High-level overview

The Magpie application is composed of the following components:

The GUI application

This is the interface which we show the user. It shows our list of bookmarks (twigs) in a nice interface and allows us to launch specific actions, such as adding bookmarks, updating the collection, etc.

The application manages a database of all the Twigs that we have in our collection.

Some tasks will be run directly by the app itself, but resource consuming ones will be delegated to helper processes that will run those tasks asynchronously in the background. This keeps the application responsive at all times.

The database

The database is composed of the main root folder that contains our collection of twigs and subfolders of twigs. A Twig is like a bookmark to a URL, but it also has related pages and other content specific data, such as org and repo name for a git repo link, comments and link to the discussed article in a HN discussion, etc.

See also the data model reference.

UUID

Each Folder, Twig and Url is uniquely identified by a UUID associated with it.

Callbacks can use this id to know which node they need to update in the database, eg: in DataRetriever.fetch_url()

We might want to find a way to add data to the DB without callback, maybe by passing the path where to store the resulting data (check https://sopherapps.github.io/pydantic-redis/ for inspiration?).

It is also used to identify objects in the semantic models.

As we would like to have UUIDs on more, potentially small, objects but do not want to bloat the database with too many UUIDs, we propose the following scheme to attribute UUIDs to member components of a object with an UUID:

Warning

At the moment the following is not yet implemented, UUIDs are regular UUIDv4.

The uuid is composed of 96 random bits and 32 bits of indexing data, which point to member objects of the main object. The format of these bits can vary for each object individually.

Out of those 32 bits, the first 8 is an index of a property of the object, and the other 24 serve as sub-indexing purposes, like for chunking, arrays, etc.

for Url:

  • 01000000: url.info

  • 02000000: url.content

  • 02000001: url.content, 1st chunk

  • 02000002: url.content, 2nd chunk

  • 03000000: url.semantic

The Task system

Some time-consuming tasks will not be performed by the main Magpie GUI app but will be delegated to some helper worker processes. When those workers finish their work, we fetch the results from the queue system and need to be notified in the main app so we can update the database with the results we just fetched.

We are using the Celery task queue system.

The main user of the task system is the DataRetriever

The DataRetriever can perform multiple tasks on the database through the use of Fetcher plugins, like:

  • identify a URL and find an associated fetcher that is able to retrieve more specific information

  • extract information purely from the URL

  • extract additional content for specific content type

  • extract semantic information for specific URLs

  • expand the database by creating new twigs or adding related URLs to pre-existing twigs

Fetcher plugins

the identification of the specific link type and the retrieval of specific attributes is done through a plugin system.

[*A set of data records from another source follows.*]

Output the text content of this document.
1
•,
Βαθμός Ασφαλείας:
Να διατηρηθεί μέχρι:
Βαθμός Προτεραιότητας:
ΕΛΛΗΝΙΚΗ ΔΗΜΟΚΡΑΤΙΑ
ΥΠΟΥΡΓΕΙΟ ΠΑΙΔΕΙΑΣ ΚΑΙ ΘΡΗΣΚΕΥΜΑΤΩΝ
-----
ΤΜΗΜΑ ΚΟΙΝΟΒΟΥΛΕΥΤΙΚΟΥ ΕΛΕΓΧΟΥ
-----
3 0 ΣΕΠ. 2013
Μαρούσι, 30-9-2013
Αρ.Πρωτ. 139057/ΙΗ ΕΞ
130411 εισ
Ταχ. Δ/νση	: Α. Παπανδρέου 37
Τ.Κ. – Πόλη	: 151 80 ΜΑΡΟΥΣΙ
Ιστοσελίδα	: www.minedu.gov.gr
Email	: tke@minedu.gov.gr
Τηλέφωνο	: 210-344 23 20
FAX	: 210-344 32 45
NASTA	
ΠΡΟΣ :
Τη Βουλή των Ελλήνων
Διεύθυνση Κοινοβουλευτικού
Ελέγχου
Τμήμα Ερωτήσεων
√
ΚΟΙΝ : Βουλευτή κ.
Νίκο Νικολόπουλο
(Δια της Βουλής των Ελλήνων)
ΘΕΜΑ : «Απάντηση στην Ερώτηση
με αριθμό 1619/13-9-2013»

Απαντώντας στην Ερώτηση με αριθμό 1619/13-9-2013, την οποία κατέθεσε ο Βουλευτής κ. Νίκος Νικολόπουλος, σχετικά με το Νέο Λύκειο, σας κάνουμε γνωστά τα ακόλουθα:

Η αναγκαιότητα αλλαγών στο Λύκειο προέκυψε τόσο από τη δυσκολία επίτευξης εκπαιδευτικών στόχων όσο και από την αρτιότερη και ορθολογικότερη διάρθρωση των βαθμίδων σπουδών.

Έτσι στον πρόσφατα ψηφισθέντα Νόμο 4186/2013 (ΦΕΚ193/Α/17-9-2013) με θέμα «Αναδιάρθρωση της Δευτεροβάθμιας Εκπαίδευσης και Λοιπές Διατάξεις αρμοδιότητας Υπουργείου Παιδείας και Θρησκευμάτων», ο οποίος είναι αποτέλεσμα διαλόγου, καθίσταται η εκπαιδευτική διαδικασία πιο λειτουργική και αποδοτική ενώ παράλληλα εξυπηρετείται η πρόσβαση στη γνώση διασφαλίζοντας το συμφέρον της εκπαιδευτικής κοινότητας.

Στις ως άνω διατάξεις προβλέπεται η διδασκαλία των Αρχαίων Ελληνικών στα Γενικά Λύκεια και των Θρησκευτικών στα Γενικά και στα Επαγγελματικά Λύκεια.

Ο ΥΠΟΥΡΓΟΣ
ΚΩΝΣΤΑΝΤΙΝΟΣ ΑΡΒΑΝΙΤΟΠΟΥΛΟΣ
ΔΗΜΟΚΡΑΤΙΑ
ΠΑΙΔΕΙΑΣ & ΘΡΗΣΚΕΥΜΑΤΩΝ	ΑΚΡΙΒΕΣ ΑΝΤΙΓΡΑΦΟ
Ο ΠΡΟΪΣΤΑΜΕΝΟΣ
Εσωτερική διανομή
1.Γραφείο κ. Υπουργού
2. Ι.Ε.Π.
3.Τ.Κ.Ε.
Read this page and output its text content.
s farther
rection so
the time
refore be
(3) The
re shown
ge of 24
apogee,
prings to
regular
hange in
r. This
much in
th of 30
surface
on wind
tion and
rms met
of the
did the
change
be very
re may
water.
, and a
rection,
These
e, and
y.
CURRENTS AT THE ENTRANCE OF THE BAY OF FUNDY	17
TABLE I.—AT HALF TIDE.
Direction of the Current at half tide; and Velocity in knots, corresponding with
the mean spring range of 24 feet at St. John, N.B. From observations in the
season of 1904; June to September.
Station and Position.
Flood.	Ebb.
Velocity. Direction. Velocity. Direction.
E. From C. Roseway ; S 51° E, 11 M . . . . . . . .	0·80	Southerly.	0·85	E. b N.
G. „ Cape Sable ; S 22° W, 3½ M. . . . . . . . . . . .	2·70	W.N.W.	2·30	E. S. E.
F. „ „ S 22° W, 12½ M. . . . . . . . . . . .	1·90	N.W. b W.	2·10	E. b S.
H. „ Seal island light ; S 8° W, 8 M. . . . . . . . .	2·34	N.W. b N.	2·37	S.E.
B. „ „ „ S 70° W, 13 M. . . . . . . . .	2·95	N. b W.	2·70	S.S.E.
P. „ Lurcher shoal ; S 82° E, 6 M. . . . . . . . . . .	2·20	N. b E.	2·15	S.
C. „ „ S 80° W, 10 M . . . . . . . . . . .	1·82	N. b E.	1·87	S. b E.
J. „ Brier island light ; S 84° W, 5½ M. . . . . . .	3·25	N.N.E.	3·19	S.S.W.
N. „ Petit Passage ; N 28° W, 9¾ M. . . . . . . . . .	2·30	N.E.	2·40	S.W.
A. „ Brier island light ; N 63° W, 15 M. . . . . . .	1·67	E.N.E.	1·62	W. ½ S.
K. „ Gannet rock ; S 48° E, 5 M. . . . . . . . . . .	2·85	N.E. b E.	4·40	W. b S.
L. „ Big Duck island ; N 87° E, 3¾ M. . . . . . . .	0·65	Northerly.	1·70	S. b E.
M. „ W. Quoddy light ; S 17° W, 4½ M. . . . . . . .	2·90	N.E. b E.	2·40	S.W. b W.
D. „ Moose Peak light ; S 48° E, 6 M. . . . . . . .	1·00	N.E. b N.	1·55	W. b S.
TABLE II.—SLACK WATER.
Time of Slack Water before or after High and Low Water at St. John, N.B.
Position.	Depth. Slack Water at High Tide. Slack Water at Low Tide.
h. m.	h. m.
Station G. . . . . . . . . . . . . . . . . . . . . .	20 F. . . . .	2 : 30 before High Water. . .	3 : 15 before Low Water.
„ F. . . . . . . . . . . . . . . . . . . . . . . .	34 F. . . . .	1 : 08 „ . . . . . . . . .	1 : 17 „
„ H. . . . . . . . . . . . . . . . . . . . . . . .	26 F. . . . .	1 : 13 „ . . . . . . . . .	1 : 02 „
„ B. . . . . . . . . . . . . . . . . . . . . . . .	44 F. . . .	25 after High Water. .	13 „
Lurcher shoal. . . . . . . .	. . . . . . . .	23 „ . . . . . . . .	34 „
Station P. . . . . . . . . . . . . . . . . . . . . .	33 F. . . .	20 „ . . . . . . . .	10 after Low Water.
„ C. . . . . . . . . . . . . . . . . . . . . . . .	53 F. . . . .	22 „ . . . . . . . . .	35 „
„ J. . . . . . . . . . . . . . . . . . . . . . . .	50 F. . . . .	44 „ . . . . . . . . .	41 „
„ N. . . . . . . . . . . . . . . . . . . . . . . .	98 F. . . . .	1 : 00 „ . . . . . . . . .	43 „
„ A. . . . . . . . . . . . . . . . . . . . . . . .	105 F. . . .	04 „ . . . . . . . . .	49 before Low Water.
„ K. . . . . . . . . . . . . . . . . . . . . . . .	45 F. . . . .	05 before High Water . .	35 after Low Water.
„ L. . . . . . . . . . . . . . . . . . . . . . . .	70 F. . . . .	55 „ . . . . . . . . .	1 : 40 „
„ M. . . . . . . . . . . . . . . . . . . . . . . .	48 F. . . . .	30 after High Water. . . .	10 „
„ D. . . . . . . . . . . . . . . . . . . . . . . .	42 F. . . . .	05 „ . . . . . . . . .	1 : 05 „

Each plugin declares whether it can handle a specific URL (through its match() method) and if so, implements as many content extraction methods as possible. It should also define an Info class and/or a Content class that they will return as result of calling their extract_info() and fetch_additional_info() methods.

Each fetcher plugin needs to implement the following interface: DataFetcher.

These plugins implement each method synchronously (ie: as simple as possible, they have no knowledge of the task queue system). It is the DataRetriever that will send tasks wrapping calls to the plugins to the task queue system.

Task execution monitoring

After submitting a task to the task queue system, our job might not necessarily be done. In particular, often times we will want to get back the result of the computation and store it in the database, so we need a way to be notified back in the app when one of the workers finishes executing a task.

This is handled by the task monitor system, which allows us to submits tasks to the queue while registering a callback to be called upon completion of said task.